Intramediastinal dissection
A vertical phrenotomy is achieved at the summit of the pillars. The limits of the mediastinal dissection are the following: anteriorly, the pericardium and the left inferior pulmonary vein; on the left side the pleura; on the right side, the right pleura and posteriorly, the aorta. In case of cancer of the cardia, the pleuras are immediately resected. The bilateral pneumothorax is generally well supported. Dissection is performed either with the ultracision® or with the coagulating hook. The dissection is pushed as far as possible, at least until the carina is reached.
The visualization of this dissection requires anterior displacement of the heart by the liver retractor». This manœuvre is sometimes ill tolerated and the retraction must be interrupted regularly so as to recover normal arterial tension.
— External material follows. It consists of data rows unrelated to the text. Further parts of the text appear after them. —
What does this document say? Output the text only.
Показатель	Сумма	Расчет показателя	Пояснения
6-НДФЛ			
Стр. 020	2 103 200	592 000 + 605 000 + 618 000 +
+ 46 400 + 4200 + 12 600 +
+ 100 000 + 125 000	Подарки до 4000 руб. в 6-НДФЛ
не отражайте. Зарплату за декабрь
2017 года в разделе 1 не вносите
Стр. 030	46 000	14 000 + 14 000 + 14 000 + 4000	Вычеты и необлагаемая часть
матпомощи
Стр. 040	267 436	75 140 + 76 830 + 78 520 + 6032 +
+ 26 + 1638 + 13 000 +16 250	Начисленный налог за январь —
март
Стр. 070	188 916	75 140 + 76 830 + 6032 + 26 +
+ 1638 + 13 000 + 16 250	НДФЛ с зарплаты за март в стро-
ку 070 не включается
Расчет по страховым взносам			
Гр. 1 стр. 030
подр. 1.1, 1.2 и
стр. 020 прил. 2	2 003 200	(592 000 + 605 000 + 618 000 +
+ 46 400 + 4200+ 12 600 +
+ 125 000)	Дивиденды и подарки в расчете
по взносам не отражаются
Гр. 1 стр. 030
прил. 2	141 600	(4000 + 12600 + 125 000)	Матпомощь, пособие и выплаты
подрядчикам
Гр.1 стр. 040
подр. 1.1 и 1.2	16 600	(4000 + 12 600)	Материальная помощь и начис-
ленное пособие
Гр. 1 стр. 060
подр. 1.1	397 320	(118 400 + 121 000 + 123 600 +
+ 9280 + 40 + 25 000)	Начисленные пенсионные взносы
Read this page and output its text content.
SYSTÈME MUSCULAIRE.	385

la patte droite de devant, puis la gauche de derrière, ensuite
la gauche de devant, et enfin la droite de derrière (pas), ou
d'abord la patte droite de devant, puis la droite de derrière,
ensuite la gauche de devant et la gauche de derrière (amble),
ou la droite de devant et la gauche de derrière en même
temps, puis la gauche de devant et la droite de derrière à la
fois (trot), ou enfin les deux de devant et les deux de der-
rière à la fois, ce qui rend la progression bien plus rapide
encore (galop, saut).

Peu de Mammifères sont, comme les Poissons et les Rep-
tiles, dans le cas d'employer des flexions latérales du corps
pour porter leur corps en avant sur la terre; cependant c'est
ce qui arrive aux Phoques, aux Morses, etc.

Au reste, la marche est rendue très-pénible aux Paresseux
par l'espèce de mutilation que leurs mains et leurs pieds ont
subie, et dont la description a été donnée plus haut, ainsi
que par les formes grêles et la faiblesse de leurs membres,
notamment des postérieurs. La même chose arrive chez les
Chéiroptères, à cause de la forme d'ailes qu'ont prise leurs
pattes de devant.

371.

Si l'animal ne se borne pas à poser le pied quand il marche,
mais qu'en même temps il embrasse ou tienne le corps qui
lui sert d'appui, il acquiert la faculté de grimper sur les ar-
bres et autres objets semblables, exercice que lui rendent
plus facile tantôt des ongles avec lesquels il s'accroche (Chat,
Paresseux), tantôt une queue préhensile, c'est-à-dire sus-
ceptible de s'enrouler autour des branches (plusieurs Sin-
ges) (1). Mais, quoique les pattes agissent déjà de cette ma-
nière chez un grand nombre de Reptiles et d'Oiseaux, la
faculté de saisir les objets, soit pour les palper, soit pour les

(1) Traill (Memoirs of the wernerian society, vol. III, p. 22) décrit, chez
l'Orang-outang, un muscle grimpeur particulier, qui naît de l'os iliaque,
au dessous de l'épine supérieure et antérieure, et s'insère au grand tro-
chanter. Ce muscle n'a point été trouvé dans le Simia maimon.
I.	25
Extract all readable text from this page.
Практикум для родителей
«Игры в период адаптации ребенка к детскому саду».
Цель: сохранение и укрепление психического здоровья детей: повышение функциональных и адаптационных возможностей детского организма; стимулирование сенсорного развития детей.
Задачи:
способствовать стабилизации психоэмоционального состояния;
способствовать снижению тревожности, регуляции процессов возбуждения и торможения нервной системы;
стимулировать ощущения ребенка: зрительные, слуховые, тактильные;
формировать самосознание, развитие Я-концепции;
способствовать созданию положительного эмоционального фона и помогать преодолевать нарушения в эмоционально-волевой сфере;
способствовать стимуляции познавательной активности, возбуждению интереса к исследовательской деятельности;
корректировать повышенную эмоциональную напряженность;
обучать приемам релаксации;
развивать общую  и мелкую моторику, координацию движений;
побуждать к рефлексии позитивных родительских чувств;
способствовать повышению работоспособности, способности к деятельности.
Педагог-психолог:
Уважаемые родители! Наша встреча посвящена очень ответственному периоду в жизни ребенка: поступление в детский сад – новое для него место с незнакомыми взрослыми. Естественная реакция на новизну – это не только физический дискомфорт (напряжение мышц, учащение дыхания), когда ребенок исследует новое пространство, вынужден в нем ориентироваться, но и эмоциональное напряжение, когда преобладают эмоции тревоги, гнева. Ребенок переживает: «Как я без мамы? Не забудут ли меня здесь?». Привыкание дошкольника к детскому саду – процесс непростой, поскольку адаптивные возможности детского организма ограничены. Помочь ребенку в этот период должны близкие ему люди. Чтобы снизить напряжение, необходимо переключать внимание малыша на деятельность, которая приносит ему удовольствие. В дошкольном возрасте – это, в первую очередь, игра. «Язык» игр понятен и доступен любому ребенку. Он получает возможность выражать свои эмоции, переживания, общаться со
If one decides to achieve an intrathoracic anastomosis, a cervicotomy is not necessary.

  


Cervicotomy and esogastric anastomosis

The head is in hyperextension and turned toward the right. Incision is performed at the anterior aspect of the right sterno-cleido-mastoid muscle; the skin, the platisma and the superficial cervical aponeurosis are severed. The retraction of the left thyroid lobe is made with the help of the assistant’s finger in order to avoid the risks of recurrent nerve damage. The cleavage planes were already started by the pneumomediastinum and the esophagus is mobilized by the finger (fig. 8). The extraction of the distal esophagus, containing the tumoral mass and finally of the upper gastric part is achieved under laparoscopic control. One can now establish the level of section of the upper part of the stomach according to the vascularisation and the distance to the tumor (fig. 9). The joint esogastric anastomosis is achieved by hand by a posterior running suture with PDS 4.0 and by separate stitches anteriorly.
This technique seems to be advantageous at least on the short run because it avoids thoracic wall damage and pleural effusion as well as a painful extended laparotomy.

  

Intrathoracic anastomosis
Two techniques are possible for this anastomosis

  • Either partial section of the esophagus, followed by introduction of the anvil in the esophagus and performance of a purse string with the Endostitch.
  • Or stapling of the esophagus, followed by introduction of the 25 anvil by the mouth thanks to the process described by Michel Gagner (1).
  • In both instances, the next step is introduction of the circular stapler after vertical incision in the gastricremnant. After firing of the stapler, additional stitches can be sewed thanks to the Endostich®.

The section is totaly completed by laparoscopy.